Marti Technologies Inc. is not a strong buy at this moment for a beginner investor with a long-term strategy. While the company has shown impressive revenue growth and diversification efforts, the lack of positive trading signals, mixed analyst ratings, and a high probability of near-term price decline suggest waiting for a better entry point.
The MACD is positive and expanding, indicating bullish momentum. However, the RSI is neutral at 67.004, and moving averages are converging, suggesting no strong trend. The stock is trading near its first resistance level (R1: 2.174) in pre-market, which could limit further upside in the short term.
The company reported a 110.3% year-over-year revenue increase in FY25, driven by user growth and service usage. It is diversifying beyond ride-hailing into delivery services and newer cities, which could provide long-term growth opportunities.
Analysts have lowered price targets, citing factors such as a higher share count and the company being in the early stages of its transition. Additionally, the stock has a 40% chance of declining significantly in the short term based on candlestick pattern analysis.

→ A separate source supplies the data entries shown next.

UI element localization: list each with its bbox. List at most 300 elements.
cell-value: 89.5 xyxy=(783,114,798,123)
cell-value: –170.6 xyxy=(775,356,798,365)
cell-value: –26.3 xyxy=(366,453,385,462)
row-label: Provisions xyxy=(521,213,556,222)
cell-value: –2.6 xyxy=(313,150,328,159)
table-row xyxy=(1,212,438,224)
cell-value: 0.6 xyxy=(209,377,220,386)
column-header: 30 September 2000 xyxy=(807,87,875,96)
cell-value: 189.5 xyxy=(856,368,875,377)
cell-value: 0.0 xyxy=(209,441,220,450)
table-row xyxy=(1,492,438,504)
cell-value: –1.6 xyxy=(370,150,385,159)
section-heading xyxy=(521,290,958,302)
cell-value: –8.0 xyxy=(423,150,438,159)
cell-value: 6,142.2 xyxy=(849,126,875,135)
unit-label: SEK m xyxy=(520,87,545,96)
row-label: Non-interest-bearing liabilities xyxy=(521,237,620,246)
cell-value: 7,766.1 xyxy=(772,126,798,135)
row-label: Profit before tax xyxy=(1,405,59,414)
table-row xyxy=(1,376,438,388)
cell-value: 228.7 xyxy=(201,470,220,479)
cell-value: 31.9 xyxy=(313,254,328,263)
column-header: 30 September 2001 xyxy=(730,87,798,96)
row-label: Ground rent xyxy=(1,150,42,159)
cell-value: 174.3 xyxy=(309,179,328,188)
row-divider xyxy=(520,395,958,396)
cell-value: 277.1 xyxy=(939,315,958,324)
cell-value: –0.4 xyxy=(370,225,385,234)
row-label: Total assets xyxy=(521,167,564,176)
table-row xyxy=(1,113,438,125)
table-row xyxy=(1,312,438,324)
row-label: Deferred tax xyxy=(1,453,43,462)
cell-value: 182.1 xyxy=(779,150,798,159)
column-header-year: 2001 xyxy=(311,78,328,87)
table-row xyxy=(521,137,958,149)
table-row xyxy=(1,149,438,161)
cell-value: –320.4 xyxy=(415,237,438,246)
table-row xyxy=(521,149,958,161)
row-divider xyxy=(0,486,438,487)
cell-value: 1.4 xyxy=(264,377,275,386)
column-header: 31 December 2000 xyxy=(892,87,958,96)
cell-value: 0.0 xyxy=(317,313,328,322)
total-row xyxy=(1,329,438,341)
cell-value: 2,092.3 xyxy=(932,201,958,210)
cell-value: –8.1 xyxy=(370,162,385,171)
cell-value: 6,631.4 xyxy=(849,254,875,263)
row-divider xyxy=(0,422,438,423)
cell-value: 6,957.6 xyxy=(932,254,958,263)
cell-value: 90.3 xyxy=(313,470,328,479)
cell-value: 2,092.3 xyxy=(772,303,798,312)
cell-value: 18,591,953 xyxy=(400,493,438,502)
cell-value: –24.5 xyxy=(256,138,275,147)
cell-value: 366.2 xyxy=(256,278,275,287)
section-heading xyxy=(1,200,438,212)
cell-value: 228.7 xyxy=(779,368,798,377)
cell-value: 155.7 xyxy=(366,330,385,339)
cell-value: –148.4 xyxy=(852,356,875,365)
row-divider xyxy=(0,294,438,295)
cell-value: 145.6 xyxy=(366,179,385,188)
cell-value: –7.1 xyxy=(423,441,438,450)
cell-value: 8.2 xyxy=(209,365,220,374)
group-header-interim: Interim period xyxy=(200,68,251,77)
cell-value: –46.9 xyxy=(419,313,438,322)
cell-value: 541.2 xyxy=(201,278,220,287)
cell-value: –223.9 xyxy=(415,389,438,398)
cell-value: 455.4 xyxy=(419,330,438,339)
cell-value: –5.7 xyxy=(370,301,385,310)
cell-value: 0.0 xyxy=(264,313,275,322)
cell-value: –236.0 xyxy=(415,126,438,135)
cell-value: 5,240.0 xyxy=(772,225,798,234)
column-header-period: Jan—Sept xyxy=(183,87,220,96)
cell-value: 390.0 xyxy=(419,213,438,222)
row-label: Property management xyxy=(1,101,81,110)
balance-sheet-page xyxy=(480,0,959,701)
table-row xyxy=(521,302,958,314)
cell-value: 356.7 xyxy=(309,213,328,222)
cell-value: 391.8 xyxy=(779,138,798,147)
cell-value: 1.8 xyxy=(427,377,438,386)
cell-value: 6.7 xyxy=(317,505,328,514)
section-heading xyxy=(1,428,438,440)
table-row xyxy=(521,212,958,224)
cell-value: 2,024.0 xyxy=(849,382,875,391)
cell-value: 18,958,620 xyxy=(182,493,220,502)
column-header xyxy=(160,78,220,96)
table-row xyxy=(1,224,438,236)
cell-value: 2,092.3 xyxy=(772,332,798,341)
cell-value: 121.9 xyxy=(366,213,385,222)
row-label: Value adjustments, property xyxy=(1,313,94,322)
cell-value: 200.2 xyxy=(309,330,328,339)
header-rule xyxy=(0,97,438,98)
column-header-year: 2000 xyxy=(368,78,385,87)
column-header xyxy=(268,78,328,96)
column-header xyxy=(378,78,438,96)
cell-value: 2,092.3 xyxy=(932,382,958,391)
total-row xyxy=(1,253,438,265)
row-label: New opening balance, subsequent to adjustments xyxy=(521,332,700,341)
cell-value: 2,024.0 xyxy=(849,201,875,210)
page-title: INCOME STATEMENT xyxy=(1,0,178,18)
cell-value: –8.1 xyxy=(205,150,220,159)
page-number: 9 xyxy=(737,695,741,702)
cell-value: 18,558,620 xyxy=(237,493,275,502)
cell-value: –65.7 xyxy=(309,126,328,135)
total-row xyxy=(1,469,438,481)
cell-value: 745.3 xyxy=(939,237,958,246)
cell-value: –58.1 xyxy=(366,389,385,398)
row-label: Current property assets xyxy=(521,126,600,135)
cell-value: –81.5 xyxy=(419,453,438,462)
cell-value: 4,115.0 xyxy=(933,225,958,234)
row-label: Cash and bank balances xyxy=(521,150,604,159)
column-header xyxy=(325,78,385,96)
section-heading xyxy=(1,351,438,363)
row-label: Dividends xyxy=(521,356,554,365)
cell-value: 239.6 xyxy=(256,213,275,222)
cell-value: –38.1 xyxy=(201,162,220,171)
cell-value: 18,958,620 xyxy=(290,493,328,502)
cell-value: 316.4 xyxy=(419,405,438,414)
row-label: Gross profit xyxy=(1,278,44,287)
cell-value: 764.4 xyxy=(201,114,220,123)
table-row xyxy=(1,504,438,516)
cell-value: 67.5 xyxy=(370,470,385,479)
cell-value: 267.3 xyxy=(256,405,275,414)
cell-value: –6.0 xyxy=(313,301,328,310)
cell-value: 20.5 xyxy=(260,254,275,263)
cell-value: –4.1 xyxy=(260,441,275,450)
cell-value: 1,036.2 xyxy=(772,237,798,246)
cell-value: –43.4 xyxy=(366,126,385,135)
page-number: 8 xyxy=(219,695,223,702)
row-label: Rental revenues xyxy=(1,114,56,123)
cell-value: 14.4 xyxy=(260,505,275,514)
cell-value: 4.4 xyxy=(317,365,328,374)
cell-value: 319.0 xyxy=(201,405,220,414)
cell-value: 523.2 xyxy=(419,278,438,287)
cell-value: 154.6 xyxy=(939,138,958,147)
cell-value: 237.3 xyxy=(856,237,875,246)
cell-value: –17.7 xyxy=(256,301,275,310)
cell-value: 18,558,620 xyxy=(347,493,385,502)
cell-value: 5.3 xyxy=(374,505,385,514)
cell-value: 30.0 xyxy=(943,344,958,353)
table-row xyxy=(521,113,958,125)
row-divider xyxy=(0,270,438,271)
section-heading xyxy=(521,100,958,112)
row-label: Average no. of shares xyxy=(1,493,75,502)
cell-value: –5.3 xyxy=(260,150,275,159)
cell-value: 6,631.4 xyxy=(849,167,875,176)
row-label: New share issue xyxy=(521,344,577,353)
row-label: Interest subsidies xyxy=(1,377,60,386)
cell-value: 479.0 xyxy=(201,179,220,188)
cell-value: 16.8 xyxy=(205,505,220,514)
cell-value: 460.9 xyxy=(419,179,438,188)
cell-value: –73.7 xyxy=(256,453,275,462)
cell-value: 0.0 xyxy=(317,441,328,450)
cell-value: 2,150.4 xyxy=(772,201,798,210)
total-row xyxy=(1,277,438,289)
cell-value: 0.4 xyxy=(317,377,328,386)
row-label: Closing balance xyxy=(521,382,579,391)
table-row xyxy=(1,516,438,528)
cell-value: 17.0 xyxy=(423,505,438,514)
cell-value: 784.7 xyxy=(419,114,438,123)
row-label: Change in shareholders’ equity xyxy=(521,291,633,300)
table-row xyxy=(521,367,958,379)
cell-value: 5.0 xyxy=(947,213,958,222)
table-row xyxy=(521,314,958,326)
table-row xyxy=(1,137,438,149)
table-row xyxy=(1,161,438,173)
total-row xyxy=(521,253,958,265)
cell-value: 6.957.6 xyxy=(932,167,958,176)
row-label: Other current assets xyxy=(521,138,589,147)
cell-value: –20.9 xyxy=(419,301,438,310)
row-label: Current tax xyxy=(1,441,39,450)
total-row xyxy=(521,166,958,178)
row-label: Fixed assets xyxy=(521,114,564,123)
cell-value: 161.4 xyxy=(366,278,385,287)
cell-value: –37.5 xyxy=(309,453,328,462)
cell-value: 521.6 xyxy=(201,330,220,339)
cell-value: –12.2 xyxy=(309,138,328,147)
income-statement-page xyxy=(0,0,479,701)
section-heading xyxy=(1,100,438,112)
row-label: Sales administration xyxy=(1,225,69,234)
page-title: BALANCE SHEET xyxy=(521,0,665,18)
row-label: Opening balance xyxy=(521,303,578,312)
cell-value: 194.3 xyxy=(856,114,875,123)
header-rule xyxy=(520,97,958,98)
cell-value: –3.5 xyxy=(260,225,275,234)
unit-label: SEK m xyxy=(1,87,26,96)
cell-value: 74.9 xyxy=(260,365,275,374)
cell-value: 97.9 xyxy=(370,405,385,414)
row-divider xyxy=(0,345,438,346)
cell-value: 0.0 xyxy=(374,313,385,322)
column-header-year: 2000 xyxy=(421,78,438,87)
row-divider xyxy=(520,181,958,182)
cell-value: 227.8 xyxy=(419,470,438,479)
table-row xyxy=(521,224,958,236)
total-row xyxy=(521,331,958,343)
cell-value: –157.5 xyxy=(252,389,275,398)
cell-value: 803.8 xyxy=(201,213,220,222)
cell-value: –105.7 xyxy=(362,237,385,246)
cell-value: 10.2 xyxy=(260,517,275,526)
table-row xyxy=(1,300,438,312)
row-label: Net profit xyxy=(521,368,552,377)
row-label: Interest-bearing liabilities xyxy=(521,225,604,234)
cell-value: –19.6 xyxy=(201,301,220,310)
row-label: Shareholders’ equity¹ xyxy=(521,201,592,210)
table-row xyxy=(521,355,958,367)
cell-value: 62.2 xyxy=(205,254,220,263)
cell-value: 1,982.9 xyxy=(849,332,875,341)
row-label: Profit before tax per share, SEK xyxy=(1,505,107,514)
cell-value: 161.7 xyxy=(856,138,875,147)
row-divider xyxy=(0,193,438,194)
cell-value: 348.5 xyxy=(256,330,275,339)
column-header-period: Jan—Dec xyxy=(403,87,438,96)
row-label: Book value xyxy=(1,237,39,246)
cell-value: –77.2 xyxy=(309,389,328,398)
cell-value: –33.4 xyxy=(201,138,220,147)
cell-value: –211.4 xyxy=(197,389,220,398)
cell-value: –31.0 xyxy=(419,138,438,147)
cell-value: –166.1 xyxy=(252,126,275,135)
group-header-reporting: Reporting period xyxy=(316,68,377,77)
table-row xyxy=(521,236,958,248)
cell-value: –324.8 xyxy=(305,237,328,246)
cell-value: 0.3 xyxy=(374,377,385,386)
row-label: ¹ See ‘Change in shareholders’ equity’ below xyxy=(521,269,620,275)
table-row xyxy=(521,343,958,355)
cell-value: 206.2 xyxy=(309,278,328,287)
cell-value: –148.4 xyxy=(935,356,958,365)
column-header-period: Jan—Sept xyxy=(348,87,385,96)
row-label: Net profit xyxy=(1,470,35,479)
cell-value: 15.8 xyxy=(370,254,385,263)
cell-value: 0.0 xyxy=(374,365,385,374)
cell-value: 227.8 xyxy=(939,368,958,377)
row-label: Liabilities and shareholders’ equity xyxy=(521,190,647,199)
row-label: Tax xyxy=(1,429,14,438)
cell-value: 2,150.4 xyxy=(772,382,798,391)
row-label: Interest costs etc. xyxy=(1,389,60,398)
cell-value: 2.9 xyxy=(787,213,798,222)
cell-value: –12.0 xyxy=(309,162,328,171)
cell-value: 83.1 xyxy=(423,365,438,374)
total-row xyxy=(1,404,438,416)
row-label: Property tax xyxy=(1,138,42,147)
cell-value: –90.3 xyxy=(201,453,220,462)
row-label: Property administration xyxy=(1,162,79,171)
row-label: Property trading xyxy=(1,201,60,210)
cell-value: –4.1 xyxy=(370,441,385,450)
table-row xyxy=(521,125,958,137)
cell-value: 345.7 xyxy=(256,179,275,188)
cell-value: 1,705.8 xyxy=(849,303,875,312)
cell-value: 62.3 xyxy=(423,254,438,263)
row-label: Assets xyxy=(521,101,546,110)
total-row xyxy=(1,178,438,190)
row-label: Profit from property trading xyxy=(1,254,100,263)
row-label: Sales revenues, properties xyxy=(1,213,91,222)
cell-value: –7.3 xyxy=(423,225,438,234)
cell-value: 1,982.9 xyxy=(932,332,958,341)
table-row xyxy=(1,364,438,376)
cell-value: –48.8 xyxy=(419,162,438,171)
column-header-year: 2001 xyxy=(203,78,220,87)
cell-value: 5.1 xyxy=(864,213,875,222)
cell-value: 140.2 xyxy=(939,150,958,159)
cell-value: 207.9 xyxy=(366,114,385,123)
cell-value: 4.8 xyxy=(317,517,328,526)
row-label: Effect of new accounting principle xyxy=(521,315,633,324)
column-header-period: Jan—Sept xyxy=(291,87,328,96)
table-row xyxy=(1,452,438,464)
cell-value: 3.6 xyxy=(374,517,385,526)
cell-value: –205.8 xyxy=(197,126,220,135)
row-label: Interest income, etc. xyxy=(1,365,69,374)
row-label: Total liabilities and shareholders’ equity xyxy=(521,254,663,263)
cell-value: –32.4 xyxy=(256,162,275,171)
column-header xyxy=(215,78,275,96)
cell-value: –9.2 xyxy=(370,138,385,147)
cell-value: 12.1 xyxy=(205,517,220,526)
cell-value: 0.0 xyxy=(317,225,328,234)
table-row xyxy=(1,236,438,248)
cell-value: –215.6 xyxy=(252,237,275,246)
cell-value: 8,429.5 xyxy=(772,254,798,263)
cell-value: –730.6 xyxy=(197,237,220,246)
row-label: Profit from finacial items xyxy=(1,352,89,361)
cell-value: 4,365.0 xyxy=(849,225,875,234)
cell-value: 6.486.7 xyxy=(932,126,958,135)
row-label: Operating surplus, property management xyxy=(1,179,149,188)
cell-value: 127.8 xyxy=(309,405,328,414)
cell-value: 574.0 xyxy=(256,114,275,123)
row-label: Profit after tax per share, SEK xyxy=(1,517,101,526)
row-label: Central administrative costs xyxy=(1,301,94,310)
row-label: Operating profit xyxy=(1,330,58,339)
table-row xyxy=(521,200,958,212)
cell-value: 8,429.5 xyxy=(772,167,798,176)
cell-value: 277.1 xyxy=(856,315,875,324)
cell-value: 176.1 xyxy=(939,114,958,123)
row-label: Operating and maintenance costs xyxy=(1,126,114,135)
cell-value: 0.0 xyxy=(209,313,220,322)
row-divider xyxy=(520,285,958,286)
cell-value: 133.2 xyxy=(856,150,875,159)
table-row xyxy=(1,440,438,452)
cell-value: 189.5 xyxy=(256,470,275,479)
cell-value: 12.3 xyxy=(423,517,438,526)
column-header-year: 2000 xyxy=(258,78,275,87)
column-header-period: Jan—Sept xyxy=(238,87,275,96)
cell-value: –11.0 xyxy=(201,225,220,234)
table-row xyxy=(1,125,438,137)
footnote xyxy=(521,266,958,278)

Marti Technologies achieved FY25 revenue of $39.2 million, more than doubling year-over-year and showing improved gross profit margins. However, detailed financial data for further analysis is unavailable.
Analysts are mixed. Cantor Fitzgerald maintains a Neutral rating with a lowered price target of $2.15, citing the company's early stage in its transition. Roth Capital maintains a Buy rating but also lowered its price target to $4, reflecting a higher share count despite strong revenue growth and diversification efforts.